In the study, researchers in Italy conducted a series of experiments where they exposed zebrafish — a model organism commonly used to investigate neurological disease — to an aluminum solution for 10, 15, or 20 days. Analyses of the fishes’ brains indicated that aluminum exposure in the brain was highest after 15 days of exposure.

“The aim of this work was to provide new insights into the neurotoxic effects of [aluminum] to understand its role in neurodegeneration,” the researchers wrote.

In fish not exposed to aluminum, brain tissue analyses showed “well-defined structures in all areas of the organ,” the researchers wrote. By contrast, in aluminum-exposed fish, there was “a marked cellular disorganization and a diffuse increase in edema [swelling],” with the most pronounced changes after 10 or 15 days of exposure. These changes “are probably caused by alteration of brains blood vessels” resulting from aluminum exposure.

Aluminum-treated fish also showed signs of brain degeneration, and other analyses suggested that aluminum reduced brain levels of myelin, a fatty covering around nerve cells that helps them send electrical signals. Alterations in the activity of glial cells, a broad class of nervous system cells that don’t send electrical signals, also were noted.

Prior research has suggested that aluminum exposure can promote oxidative stress, a type of cellular damage that has been linked to the development and progression of Parkinson’s.

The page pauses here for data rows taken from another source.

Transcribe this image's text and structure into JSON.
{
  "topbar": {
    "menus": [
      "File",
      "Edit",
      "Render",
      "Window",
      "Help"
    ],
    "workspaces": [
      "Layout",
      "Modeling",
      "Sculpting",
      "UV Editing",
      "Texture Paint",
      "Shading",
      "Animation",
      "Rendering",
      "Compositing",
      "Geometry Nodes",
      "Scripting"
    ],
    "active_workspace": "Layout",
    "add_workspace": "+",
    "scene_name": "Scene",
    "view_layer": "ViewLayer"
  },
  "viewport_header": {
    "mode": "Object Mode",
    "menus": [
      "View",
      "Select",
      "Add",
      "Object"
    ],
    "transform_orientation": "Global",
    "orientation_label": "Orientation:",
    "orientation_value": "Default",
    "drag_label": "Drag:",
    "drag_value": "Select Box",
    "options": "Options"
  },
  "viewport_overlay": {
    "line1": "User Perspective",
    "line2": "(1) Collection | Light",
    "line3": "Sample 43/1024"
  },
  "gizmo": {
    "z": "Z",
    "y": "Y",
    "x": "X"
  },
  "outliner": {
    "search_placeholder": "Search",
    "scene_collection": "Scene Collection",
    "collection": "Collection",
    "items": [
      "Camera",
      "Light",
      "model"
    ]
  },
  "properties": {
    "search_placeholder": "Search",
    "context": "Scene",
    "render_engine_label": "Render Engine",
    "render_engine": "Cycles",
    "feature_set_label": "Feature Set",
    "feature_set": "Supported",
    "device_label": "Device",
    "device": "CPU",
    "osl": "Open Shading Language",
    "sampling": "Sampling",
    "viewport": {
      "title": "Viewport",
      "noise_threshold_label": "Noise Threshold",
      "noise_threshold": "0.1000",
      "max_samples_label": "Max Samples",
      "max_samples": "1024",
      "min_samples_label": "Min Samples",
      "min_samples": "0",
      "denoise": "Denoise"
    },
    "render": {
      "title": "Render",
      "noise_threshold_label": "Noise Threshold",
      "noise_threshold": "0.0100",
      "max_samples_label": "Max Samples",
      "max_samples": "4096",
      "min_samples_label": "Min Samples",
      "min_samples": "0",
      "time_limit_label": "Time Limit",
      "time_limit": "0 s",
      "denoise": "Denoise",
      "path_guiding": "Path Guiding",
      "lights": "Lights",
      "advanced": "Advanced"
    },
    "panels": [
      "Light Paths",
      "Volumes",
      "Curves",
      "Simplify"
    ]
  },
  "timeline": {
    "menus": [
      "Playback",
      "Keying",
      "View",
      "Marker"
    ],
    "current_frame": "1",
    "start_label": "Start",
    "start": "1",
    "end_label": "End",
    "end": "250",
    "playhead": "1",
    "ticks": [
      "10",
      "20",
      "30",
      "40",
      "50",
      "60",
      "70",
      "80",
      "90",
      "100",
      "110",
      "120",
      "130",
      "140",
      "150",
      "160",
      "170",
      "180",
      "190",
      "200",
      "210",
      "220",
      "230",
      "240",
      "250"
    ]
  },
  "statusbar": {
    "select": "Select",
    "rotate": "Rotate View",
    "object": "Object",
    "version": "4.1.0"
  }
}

Here, the scientists analyzed gene expression levels — essentially, the extent to which genes are “turned on or off” — for 10 Parkinson’s-related genes in the fishes’ brains.

Results showed that aluminum exposure increased the expression for all 10 genes, though there was some variability in timing and expression changes among the individual genes.

“In the light of the results of the previous study regarding the oxidative state of the brain of [aluminum]-exposed zebrafish, the main marker genes of parkinsonism were evaluated, and it was found that the expression of all the genes considered was altered by [aluminum]-treatment,” the scientists concluded.

The team added that “gene expression data do not provide a complete picture of the link between [aluminum]-exposure and the onset of [Parkinson’s], which needs further investigation; however, they support and confirm the ability of [aluminum] to have a neurotoxic action and a role in activating neurodegeneration.”